It's funny how things work out sometimes. I've had stock in Nordstroms's (JWN) since around 2001 I think. Not a whole lot, though. I'd buy a bit, sell a bit, as prices fluctuated, but when the "great recession" hit, the stock fell from a peak of around $50 or so per share down to around $10. Fortunately, there had been a split or two, and I think even at $10, I was down to about what I'd paid, so I only lost appreciation.

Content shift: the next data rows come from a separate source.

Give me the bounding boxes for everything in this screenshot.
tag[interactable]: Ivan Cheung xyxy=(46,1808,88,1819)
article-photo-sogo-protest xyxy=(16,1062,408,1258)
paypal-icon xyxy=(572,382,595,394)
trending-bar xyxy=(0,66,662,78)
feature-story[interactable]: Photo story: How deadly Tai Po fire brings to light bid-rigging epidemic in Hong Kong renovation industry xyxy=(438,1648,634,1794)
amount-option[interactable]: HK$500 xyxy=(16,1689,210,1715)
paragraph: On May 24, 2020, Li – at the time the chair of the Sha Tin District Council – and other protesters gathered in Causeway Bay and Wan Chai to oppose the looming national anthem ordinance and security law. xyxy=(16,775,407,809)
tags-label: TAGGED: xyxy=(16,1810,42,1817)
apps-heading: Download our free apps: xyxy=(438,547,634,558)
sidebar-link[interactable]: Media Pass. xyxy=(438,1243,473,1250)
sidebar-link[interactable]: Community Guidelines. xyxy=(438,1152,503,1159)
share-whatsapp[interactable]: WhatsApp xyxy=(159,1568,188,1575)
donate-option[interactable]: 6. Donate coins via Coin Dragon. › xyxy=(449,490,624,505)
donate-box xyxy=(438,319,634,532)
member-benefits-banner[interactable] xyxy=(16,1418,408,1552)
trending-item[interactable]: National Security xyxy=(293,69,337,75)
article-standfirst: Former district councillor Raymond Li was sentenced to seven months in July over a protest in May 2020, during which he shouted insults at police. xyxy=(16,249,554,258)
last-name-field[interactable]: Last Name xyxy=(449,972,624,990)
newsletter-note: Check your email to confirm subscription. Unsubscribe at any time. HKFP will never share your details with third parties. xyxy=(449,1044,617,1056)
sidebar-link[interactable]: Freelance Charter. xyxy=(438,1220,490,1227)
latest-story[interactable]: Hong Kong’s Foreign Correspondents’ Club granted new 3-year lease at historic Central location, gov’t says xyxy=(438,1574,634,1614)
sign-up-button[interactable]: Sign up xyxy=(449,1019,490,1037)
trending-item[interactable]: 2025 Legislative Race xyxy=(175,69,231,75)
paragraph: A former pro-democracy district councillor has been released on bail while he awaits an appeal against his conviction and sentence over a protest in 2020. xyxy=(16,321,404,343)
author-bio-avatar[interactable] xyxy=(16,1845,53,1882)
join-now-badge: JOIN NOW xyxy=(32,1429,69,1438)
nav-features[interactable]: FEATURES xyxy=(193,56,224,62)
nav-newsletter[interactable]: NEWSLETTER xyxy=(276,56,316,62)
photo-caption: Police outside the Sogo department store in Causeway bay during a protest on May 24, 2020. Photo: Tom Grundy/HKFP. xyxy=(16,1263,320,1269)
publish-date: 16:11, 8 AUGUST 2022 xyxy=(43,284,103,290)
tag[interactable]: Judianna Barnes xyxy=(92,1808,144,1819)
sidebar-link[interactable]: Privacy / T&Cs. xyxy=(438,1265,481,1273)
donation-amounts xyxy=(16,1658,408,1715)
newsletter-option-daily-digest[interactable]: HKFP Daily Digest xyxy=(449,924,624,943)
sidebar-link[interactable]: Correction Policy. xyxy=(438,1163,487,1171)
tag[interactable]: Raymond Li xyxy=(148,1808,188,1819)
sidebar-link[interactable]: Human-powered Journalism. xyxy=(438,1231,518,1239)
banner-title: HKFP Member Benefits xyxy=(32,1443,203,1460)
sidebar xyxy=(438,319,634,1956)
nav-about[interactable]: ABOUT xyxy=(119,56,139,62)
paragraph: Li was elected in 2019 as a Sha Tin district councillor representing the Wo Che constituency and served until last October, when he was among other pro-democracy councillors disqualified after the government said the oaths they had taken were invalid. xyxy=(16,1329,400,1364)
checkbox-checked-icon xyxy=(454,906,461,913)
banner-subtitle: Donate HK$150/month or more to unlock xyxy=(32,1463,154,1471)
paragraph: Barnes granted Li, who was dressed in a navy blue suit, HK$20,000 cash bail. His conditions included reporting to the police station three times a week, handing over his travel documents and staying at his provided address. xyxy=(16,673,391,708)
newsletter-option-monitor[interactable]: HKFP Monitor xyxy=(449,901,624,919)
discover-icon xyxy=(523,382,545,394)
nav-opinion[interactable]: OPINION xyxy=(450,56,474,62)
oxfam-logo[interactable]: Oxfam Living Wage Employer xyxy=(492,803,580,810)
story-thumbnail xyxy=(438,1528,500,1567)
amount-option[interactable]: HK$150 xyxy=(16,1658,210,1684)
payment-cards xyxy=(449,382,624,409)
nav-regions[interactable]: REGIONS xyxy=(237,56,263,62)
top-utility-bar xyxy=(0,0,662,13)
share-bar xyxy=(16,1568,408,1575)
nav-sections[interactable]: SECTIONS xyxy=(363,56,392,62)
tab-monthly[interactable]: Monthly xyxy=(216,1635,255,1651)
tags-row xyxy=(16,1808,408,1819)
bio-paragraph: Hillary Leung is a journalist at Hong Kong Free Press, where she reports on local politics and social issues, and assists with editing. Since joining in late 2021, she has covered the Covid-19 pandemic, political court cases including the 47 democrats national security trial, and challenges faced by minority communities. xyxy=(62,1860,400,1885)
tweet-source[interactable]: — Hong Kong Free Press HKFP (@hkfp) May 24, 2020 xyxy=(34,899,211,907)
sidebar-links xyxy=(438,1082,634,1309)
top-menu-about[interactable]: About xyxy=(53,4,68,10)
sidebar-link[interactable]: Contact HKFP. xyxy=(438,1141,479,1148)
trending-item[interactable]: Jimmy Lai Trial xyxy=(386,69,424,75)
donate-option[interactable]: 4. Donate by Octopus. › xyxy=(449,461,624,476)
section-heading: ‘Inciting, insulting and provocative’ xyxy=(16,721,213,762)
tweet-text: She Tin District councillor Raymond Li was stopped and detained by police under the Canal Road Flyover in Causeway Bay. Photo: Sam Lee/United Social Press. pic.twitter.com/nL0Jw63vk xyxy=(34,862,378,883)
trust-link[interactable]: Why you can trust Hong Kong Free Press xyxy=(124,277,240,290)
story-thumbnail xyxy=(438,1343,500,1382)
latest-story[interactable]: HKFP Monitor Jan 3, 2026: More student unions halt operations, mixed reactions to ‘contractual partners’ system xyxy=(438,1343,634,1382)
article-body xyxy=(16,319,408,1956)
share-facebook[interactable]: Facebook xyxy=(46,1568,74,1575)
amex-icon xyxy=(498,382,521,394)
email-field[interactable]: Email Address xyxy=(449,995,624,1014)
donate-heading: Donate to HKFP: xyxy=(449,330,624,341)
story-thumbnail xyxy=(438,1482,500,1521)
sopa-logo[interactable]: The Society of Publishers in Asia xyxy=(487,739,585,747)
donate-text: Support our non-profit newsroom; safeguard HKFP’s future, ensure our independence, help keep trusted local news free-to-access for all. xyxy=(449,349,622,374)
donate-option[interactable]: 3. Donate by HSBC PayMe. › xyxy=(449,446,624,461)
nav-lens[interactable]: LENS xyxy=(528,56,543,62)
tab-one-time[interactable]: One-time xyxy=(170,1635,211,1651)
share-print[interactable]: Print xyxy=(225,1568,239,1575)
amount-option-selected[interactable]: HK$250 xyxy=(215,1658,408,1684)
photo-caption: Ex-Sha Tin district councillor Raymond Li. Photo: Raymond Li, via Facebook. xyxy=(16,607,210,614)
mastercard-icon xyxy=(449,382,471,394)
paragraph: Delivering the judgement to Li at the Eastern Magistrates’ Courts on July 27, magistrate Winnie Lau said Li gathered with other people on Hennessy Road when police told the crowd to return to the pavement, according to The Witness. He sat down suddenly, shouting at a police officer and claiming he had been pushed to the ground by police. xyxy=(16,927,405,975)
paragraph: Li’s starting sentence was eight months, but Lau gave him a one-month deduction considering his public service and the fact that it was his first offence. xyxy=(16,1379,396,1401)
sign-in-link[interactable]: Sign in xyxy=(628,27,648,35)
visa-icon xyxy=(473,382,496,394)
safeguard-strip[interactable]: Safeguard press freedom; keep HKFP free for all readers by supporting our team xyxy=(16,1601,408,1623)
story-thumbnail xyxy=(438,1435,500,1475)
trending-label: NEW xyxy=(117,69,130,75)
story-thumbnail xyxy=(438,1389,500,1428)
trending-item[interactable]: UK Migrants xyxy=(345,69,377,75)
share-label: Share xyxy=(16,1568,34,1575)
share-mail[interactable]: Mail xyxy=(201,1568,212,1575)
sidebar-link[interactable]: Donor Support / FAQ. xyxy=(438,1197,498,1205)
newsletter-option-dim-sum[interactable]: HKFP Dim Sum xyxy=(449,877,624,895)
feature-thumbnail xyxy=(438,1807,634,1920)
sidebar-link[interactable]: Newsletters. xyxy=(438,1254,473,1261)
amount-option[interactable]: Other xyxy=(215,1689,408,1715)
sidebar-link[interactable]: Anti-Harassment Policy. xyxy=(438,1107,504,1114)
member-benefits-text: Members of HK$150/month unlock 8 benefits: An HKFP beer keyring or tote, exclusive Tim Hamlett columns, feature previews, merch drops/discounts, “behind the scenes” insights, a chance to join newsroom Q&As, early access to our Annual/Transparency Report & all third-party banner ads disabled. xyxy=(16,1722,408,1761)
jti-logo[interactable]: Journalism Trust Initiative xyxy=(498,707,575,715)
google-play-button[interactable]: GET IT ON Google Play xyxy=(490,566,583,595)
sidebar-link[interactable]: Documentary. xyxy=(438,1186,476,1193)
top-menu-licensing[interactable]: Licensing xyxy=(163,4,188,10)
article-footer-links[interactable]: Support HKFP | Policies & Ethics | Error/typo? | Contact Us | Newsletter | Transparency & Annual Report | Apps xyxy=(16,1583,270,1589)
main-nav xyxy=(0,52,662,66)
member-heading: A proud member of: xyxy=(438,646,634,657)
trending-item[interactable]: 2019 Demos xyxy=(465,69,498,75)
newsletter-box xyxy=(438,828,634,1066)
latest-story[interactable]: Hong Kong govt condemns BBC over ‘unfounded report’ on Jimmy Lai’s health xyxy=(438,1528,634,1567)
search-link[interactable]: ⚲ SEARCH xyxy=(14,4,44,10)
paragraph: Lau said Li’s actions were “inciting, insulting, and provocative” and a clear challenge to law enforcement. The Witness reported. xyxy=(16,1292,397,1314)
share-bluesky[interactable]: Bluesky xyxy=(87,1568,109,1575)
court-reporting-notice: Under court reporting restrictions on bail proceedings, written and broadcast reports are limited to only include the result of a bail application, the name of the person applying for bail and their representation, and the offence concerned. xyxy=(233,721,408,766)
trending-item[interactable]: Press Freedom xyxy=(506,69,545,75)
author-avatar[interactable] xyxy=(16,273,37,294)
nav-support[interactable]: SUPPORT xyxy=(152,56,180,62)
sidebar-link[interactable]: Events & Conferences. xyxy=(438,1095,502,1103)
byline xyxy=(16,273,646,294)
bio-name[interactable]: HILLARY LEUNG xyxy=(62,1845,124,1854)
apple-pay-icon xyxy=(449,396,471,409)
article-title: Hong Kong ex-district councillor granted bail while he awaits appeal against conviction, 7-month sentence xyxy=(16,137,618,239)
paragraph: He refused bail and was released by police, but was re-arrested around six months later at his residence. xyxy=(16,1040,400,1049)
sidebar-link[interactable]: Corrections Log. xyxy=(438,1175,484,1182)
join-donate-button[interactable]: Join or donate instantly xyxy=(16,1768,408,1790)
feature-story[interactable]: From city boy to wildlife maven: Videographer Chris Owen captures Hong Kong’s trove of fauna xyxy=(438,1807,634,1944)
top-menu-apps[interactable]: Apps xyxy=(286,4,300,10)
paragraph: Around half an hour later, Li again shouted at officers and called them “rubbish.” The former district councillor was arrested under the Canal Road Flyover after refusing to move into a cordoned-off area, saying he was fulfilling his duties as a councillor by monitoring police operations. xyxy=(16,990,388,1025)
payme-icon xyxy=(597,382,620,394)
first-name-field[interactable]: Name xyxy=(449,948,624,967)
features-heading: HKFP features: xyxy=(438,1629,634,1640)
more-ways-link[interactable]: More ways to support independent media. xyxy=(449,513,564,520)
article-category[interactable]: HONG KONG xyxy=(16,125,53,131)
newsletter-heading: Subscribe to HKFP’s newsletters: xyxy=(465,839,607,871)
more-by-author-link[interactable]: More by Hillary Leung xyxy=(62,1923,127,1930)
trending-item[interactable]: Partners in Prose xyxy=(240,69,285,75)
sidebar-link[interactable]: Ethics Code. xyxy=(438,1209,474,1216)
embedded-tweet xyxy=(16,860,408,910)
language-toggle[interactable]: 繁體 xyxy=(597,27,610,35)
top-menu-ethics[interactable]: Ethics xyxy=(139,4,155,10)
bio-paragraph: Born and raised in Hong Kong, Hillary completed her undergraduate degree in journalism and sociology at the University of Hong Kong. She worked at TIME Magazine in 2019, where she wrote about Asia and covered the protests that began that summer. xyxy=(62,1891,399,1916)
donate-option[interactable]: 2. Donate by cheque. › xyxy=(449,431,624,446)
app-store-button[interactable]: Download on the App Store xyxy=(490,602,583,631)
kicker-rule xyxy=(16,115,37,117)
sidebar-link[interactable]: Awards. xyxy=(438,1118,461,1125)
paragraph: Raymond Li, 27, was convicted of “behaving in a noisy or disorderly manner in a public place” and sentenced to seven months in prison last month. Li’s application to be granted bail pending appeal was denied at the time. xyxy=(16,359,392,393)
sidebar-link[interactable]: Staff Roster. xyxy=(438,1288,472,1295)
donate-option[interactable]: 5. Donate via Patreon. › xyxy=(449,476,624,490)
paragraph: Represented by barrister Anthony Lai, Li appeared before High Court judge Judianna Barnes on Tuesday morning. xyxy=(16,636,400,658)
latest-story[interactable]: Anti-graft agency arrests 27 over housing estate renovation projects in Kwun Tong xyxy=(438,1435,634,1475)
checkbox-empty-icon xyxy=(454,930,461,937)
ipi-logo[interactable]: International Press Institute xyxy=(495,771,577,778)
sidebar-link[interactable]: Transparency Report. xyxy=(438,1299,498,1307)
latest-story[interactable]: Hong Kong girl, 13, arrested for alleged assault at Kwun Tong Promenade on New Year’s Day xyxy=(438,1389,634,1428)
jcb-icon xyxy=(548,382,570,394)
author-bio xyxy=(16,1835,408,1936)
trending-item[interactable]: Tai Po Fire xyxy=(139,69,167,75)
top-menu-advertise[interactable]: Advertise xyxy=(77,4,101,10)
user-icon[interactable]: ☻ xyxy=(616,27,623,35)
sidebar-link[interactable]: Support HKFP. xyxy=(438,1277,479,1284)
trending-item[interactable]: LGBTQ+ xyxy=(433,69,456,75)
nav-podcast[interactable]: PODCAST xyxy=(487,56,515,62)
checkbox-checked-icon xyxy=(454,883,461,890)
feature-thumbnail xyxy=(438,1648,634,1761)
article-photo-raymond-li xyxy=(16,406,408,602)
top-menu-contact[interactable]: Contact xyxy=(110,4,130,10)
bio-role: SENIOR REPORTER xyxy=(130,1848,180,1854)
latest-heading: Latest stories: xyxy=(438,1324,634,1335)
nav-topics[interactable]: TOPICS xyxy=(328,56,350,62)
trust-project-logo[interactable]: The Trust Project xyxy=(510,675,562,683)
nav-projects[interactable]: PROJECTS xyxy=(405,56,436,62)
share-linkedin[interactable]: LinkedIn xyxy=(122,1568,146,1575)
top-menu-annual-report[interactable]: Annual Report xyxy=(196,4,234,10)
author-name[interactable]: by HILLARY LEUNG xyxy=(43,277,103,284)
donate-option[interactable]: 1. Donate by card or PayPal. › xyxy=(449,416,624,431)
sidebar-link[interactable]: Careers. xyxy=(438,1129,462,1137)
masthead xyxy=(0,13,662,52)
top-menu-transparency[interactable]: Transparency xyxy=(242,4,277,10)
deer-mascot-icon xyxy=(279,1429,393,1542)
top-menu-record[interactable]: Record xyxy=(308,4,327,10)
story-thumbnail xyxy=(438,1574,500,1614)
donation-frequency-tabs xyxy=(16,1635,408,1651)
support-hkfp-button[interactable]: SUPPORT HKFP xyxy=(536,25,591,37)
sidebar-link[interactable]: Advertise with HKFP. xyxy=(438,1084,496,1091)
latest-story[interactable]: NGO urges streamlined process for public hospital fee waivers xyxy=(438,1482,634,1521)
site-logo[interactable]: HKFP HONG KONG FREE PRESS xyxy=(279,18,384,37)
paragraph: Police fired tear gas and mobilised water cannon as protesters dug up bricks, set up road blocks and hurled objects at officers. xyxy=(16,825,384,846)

Well, it was paying 60 cents per share at the time, which at $10/sh was a 6% yield. So I figured I'd buy a bunch more. After all, I wasn't getting 6% in any CD or MMA by that time. Well, fast forward about 4 1/2 years, and now it pays $1.20 per share. It's also shot back up to around $58/sh. So, even though I bought it for the dividend, that appreciation was a nice, unintended side effect!
Same thing happened when I loaded up on Cedar Fair (FUN), the company that owns Cedar Point, Kings Island, Dorney Park, Carowinds, and a bunch of other amusement parks. I paid around $7-10/sh for most of it. It was paying a $1 dividend, so I thought hey, pretty sweet.
Well, almost immediately, the dividend dried up. But then the stock took off. The reinstated the dividend, paying $1/sh in 2011, $1.60/sh in 2012, and $2.50/sh in 2013. So, again, the dividend is pretty sweet. But the real boost, again, came from the rise in share price...up to around $44/share now.
Kinda makes me wish, sometimes, that I put everything I had on JWN back in early 2009. Or, everything I had on FUN in early 2010. But, I can say the same for a lot of stocks. If I'd put it all on AAPL back in 2005, when I initially bought a few shares, I'd be grinning from ear to ear right now, as well (although I would've probably worried when it fell off its high last September!)
But, as they say, hindsight is always 20/20. And, even though those risky moves would have made me a lot of money, I'm still doing okay.